19-23 Mart 2025 tarihleri arasında Türkiye’nin siyasal darbeler tarihine bir yenisi daha eklendi. Bu darbenin hedefinde Ekrem İmamoğlu ve çalışma arkadaşları vardı. İstanbul belediyeleri üzerindeki siyaset, ekonomi ve yargı eliyle yürütülen çeşitli baskılar devam ederken İBB başkanı Ekrem İmamoğlu cumhurbaşkanı adayı olarak ortaya çıkmış ve 8 Mart 2025 tarihinde başkanlık yürüyüşünü başlatmıştı. Bundan sonra mesele, İBB’ye kayyum atanmasının ötesine geçerek -İBB’ye kayyum atanmasını da kapsayacak şekilde- cumhurbaşkanı adayının tasfiye edilmesine geldi. Önce 18 Mart’ta İstanbul Üniversitesi yetkisi olmadığı halde İmamoğlu’nun diplomasını iptal etti. Hemen ertesi gün başlayan gözaltı operasyonları ve 23 Mart tutuklamalarıyla İmamoğlu ve çalışma arkadaşları cezaevine gönderildi. Gelişen halk hareketliliğiyle İBB’ye kayyum atanması şimdilik bir kenara bırakıldı.
İmamoğlu ve çalışma arkadaşlarının tutuklanması, Şişli Belediyesi’ne terör nedeniyle kayyum atanması, Kürtlerle çözüm ya da terörsüz Türkiye sürecinin ilerlediği bir dönemde gündeme geldi. Abdullah Öcalan’ın PKK’ye fesih çağrısı yaptığı ve bu feshin nasıl gerçekleşeceğinin tartışıldığı dönemde yapılan bu operasyon, çözüm sürecine yönelik bir darbe olarak da değerlendirilebilir. Gözaltına alınmadan üç gün önce 16 Mart günü Diyarbakır’da yaptığı konuşmasında Ekrem İmamoğlu, kendisini çözüm döneminin eşitlik temelinde toplumu bir araya getirecek cumhurbaşkanı adayı olarak da ortaya koyuyordu.

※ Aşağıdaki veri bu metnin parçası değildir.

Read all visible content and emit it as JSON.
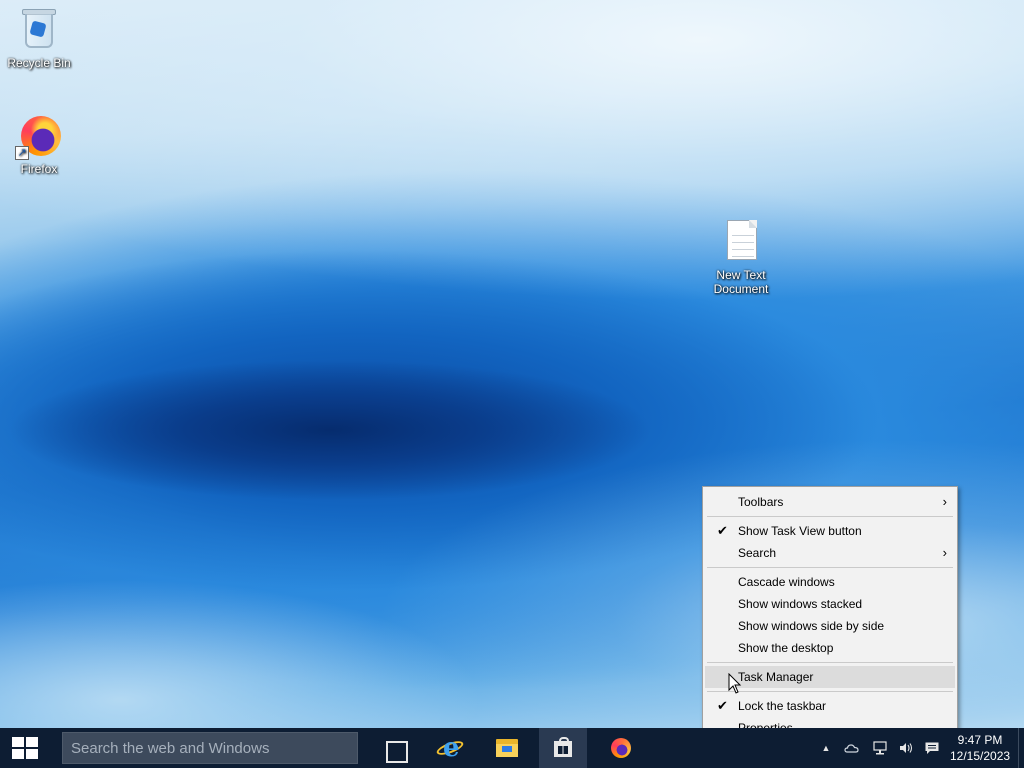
{
  "desktop": {
    "icons": [
      {
        "label": "Recycle Bin",
        "icon": "recycle-bin-icon"
      },
      {
        "label": "Firefox",
        "icon": "firefox-icon"
      },
      {
        "label": "New Text Document",
        "icon": "text-document-icon"
      }
    ]
  },
  "context_menu": {
    "items": [
      {
        "label": "Toolbars",
        "submenu": true
      },
      {
        "label": "Show Task View button",
        "checked": true
      },
      {
        "label": "Search",
        "submenu": true
      },
      {
        "label": "Cascade windows"
      },
      {
        "label": "Show windows stacked"
      },
      {
        "label": "Show windows side by side"
      },
      {
        "label": "Show the desktop"
      },
      {
        "label": "Task Manager",
        "hovered": true
      },
      {
        "label": "Lock the taskbar",
        "checked": true
      },
      {
        "label": "Properties"
      }
    ],
    "check_glyph": "✔",
    "arrow_glyph": "›"
  },
  "taskbar": {
    "search_placeholder": "Search the web and Windows",
    "apps": [
      {
        "name": "task-view",
        "icon": "task-view-icon"
      },
      {
        "name": "internet-explorer",
        "icon": "internet-explorer-icon"
      },
      {
        "name": "file-explorer",
        "icon": "file-explorer-icon"
      },
      {
        "name": "store",
        "icon": "store-icon",
        "active": true
      },
      {
        "name": "firefox",
        "icon": "firefox-icon"
      }
    ],
    "tray": {
      "overflow_glyph": "▲",
      "icons": [
        "onedrive-icon",
        "network-icon",
        "volume-icon",
        "action-center-icon"
      ]
    },
    "clock": {
      "time": "9:47 PM",
      "date": "12/15/2023"
    }
  },
  "colors": {
    "taskbar": "#0d1d33",
    "menu_bg": "#f2f2f2",
    "menu_hover": "#dcdcdc",
    "wallpaper_blue": "#1f78c8"
  }
}
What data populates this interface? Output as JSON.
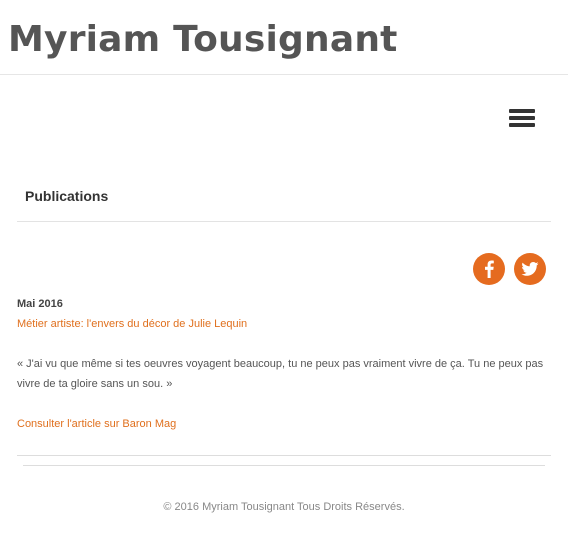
{
  "header": {
    "site_title": "Myriam Tousignant",
    "menu_icon": "hamburger-menu-icon"
  },
  "section": {
    "title": "Publications"
  },
  "social": {
    "facebook_icon": "facebook-icon",
    "twitter_icon": "twitter-icon",
    "accent_color": "#e56b1f"
  },
  "post": {
    "date": "Mai 2016",
    "title": "Métier artiste: l'envers du décor de Julie Lequin",
    "quote": "« J'ai vu que même si tes oeuvres voyagent beaucoup, tu ne peux pas vraiment vivre de ça. Tu ne peux pas vivre de ta gloire sans un sou. »",
    "read_more": "Consulter l'article sur Baron Mag"
  },
  "footer": {
    "copyright": "© 2016 Myriam Tousignant Tous Droits Réservés."
  }
}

CHP, 19 Mart gününden itibaren örgütlediği Saraçhane buluşmalarıyla İstanbul’da geniş kesimlerin desteğini topladı. İmamoğlu’nun tutuklandığı 23 Mart günü CHP ön seçimine 15 milyon, 29 Mart günü CHP’nin İstanbul Maltepe’deki Ekrem İmamoğlu’na Özgürlük Mitingi’ne tahminen 2.2 milyon kişinin katılımı İmamoğlu’nun arkasında güçlü bir halk desteği olduğunu gösterdi.
İmamoğlu’na yönelik böyle bir darbe hazırlığı cumhurbaşkanlığı adaylığı ile Şubat ayından itibaren giderek hızlanmıştı. İktidar, muhtemel gözaltı ve tutuklamalar karşısında halkın tepki göstereceğini büyük ölçüde tahmin ediyordu. Bu nedenle 12 yıl önceki Gezi Parkı protestoları yeniden gündeme getirilerek sanatçılara ve gazetecilere yönelik yeni operasyonlar yapılmasıyla olası kitlesel protestoların önüne geçilmek istendiği iddia edilebilir. Diğer yandan Özgür Özel başkanlığındaki CHP’nin süreci bu kadar iyi yöneteceğinin öngörülmediği; 23 Mart’ta partinin cumhurbaşkanı adayını belirleyeceği ön seçimde dayanışma sandığı hamlesine halkın desteğinin bu kadar fazla olacağının beklenmediği ancak asıl olarak üniversiteli öğrencilerden gelecek tepkinin iktidar tarafından hesaba katılmadığı söylenebilir.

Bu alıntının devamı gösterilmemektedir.